There has been an increase in the level of drug crime in Tipperary in the first six weeks of 2017.
The figures were released by the Gardai at the February meeting on the Tipperary Joint Policing Committee in Nenagh.
The number of detections for sale and supply of illegal drugs was up 50 per cent on the same period last year, from six to nine, while the number of those caught in possession of drugs rose by 26 per cent from 38 to 48.
And Chief Supt Catherine Kehoe told the committee that when it comes to drugs, the Gardai liaise with Revenue to look at people who have “new-found wealth”.
Overall, there has been a drop in crime by 9 per cent, with Garda detection rates up 6 per cent.

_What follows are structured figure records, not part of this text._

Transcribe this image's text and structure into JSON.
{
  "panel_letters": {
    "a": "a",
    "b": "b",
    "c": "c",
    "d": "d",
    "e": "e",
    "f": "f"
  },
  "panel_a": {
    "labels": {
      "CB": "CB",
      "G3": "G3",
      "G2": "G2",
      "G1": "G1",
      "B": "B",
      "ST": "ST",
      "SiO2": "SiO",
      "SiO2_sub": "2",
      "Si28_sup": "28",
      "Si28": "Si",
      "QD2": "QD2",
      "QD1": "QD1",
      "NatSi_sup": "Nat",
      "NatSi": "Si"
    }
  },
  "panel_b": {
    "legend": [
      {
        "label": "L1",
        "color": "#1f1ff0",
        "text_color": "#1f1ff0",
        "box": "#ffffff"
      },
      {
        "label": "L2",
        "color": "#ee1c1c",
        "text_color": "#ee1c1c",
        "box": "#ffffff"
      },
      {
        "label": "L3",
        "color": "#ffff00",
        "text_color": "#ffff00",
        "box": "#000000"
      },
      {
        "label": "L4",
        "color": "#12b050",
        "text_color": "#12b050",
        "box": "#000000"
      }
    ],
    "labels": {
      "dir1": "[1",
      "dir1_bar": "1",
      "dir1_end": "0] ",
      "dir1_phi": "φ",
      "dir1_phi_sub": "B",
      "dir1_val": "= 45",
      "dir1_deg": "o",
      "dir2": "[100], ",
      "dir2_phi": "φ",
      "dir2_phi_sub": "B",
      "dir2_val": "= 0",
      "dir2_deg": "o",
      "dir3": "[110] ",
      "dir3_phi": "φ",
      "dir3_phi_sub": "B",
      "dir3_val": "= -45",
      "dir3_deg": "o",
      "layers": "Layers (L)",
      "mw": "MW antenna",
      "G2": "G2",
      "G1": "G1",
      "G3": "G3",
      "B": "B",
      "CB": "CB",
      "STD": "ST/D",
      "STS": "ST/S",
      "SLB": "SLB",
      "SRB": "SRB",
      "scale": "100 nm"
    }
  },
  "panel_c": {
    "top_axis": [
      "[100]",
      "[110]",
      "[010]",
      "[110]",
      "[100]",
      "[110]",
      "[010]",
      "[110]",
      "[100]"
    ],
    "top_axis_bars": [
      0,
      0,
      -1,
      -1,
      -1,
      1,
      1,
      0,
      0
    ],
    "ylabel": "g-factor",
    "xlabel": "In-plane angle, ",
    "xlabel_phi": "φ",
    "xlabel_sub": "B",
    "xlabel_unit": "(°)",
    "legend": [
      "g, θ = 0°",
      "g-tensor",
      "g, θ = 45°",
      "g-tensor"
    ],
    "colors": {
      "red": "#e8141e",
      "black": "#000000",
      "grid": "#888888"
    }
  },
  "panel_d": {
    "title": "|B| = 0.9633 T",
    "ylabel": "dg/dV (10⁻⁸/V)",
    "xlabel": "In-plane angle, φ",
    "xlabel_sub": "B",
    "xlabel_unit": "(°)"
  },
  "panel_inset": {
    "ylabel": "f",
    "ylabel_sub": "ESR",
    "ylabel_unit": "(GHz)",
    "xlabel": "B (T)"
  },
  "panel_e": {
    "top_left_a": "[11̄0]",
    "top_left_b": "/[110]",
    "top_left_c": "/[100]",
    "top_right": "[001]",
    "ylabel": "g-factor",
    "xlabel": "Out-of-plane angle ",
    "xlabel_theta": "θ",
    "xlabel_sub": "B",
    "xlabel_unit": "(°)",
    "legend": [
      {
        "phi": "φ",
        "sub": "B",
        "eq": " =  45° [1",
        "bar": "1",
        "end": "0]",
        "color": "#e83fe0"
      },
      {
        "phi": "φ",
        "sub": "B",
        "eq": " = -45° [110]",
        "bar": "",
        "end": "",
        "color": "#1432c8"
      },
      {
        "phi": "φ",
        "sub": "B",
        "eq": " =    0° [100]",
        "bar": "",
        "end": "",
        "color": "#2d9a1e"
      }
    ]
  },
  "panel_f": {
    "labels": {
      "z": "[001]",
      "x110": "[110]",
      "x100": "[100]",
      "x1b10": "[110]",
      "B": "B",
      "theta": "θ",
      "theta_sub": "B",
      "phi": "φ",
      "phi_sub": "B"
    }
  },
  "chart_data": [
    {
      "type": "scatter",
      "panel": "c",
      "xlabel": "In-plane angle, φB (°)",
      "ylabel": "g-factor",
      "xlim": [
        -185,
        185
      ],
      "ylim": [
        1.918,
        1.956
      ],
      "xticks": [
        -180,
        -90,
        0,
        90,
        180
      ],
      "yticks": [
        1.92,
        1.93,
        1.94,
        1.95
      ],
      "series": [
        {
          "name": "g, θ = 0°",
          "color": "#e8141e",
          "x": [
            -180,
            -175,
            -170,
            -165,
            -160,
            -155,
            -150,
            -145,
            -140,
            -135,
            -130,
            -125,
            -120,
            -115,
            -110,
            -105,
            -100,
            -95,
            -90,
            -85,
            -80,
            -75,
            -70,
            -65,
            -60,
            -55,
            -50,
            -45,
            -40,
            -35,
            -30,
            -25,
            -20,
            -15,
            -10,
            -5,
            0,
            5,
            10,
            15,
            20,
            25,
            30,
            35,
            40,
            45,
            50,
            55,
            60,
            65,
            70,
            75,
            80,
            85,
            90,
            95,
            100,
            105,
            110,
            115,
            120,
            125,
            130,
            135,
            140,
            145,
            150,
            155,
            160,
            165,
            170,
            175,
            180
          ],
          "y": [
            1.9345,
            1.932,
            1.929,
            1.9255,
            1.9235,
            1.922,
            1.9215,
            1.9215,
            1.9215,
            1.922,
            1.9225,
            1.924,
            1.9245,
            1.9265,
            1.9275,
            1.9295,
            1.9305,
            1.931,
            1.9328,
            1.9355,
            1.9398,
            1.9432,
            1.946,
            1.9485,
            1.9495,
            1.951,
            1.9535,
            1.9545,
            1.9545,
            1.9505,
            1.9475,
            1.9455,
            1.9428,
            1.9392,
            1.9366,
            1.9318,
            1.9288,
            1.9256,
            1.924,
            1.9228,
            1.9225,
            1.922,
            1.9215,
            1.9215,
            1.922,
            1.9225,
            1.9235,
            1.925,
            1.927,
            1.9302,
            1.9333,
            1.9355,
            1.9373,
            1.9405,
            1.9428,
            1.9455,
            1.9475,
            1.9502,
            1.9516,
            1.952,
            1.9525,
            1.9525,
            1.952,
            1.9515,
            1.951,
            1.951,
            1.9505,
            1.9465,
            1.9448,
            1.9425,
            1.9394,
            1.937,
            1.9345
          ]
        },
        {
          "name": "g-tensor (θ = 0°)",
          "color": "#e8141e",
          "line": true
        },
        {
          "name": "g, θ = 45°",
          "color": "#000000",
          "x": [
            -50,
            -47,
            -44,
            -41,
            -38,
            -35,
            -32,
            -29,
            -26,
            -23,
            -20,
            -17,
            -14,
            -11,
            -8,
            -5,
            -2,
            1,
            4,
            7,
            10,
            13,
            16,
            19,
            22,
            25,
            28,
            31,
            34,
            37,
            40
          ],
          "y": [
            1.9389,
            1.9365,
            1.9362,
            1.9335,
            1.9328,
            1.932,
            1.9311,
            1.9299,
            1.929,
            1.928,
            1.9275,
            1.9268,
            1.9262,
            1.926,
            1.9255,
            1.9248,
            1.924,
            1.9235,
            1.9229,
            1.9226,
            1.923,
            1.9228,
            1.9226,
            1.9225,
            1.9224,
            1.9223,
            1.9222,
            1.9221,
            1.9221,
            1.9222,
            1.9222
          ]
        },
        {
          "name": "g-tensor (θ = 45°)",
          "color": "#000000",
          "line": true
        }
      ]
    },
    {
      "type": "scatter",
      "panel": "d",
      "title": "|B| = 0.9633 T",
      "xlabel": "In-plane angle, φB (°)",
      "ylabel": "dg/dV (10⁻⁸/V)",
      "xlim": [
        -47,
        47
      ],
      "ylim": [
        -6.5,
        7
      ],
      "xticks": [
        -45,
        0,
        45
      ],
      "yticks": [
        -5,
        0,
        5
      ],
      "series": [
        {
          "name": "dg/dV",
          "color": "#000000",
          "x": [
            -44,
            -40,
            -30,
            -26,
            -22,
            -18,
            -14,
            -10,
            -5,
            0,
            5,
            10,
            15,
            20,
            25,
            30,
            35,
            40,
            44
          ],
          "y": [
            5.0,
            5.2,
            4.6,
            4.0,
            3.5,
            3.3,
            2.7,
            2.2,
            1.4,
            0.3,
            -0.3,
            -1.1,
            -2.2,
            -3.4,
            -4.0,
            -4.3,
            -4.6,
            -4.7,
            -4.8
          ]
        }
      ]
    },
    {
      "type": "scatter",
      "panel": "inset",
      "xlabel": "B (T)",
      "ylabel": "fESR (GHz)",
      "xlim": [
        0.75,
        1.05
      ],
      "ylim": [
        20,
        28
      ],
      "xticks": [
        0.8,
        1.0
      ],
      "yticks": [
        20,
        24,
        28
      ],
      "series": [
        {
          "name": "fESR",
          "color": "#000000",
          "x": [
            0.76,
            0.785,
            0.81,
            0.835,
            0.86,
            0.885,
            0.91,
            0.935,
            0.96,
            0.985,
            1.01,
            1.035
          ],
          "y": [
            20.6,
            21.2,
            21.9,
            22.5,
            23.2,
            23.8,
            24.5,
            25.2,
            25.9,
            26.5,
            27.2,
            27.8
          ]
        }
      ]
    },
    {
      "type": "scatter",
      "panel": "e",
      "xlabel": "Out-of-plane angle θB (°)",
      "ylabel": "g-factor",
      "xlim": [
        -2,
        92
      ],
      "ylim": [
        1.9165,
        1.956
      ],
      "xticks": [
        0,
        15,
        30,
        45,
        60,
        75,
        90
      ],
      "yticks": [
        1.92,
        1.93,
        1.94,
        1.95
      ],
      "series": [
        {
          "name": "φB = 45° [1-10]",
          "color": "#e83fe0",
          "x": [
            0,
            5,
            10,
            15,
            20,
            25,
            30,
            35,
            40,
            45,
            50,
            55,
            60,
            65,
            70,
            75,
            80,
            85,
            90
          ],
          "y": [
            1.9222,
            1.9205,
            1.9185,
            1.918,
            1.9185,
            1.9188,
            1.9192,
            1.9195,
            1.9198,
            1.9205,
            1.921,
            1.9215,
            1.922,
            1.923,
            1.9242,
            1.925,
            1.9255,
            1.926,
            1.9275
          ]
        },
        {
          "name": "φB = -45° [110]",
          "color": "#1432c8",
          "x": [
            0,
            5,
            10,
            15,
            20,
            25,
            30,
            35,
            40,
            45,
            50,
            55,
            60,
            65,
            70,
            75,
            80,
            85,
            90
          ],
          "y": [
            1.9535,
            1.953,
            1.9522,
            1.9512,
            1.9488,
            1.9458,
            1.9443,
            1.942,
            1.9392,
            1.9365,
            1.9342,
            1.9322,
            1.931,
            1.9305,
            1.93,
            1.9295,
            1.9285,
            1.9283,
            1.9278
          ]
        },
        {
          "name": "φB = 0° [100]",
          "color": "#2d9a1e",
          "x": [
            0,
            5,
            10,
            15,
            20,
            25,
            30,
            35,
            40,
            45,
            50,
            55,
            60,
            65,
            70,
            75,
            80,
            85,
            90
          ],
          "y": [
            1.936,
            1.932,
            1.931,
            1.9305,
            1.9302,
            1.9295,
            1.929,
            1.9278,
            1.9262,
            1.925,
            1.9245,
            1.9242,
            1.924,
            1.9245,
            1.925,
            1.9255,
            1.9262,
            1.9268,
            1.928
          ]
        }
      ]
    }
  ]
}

The overall crime detection rate is 28 per cent.
While burglary rates were down 14 per cent from 81 in the first six weeks of 2016 to 71 in 2017, there has been a general rise in theft, especially from vehicles, which rose by 17 per cent, from 30 to 35.
Chief Supt Kehoe revealed that the Gardai in Tipperary now have a dedicated burglary unit since January, and were concentrating on monitoring movement through policing and the use of checkpoints under Operation Thor.
Theft from the person increased from one in 2016, to two so far this year, with a rise of 10 per cent in other thefts. However, theft from shops was down by 25 per cent from 60 to 45.
In a bid to combat this type of crime, Insp William Leahy told the meeting that the Gardai were trying to get out the advice that personal security began at home.
There has also been an increase in criminal damage, up 20 per cent from 49 to 59 since the start of the year.
Chief Supt Kehoe said the Gardai were “keeping a good eye” on incidents of criminal damage and maintained that there was a “lot of good work being done to combat it”.
The number of assaults in Tipperary has also declined, wth a drop of 15 per cent in minor assaults, down from 38 to 32, and a 1 per cent drop in assault causing harm, down from 11 to 10.
Public order offences, which would include being intoxicated in public or engaging in threatening, insulting or abusive behaviour, is down 4 per cent from 78 to 75.
There has been one fatal traffic accident in Tipperary since the start of the year. A total of 13 people died on the county's roads in 2016, the same number as 2014. There were 12 road deaths in 2013 and only four in 2015.
Committee member Cllr David Doran said he was a “big believer” in Operation Thor, describing it as “proactive” with its high visibility checkpoints.
“The checkpoints are a great way for people to give information to the Gardai,” he said.
Cllr Doran agreed with Insp Leahy that the checkpoints were “not there to inconvenience people”.
Meanwhile, Chief Supt Kehoe highlighted the importance of the Text Alert system, revealing it had helped solve one serious crime and had also helped in finding a missing person.
Among the Gardai's priorities for 2017 are road safety, as well as public safety and community enagement.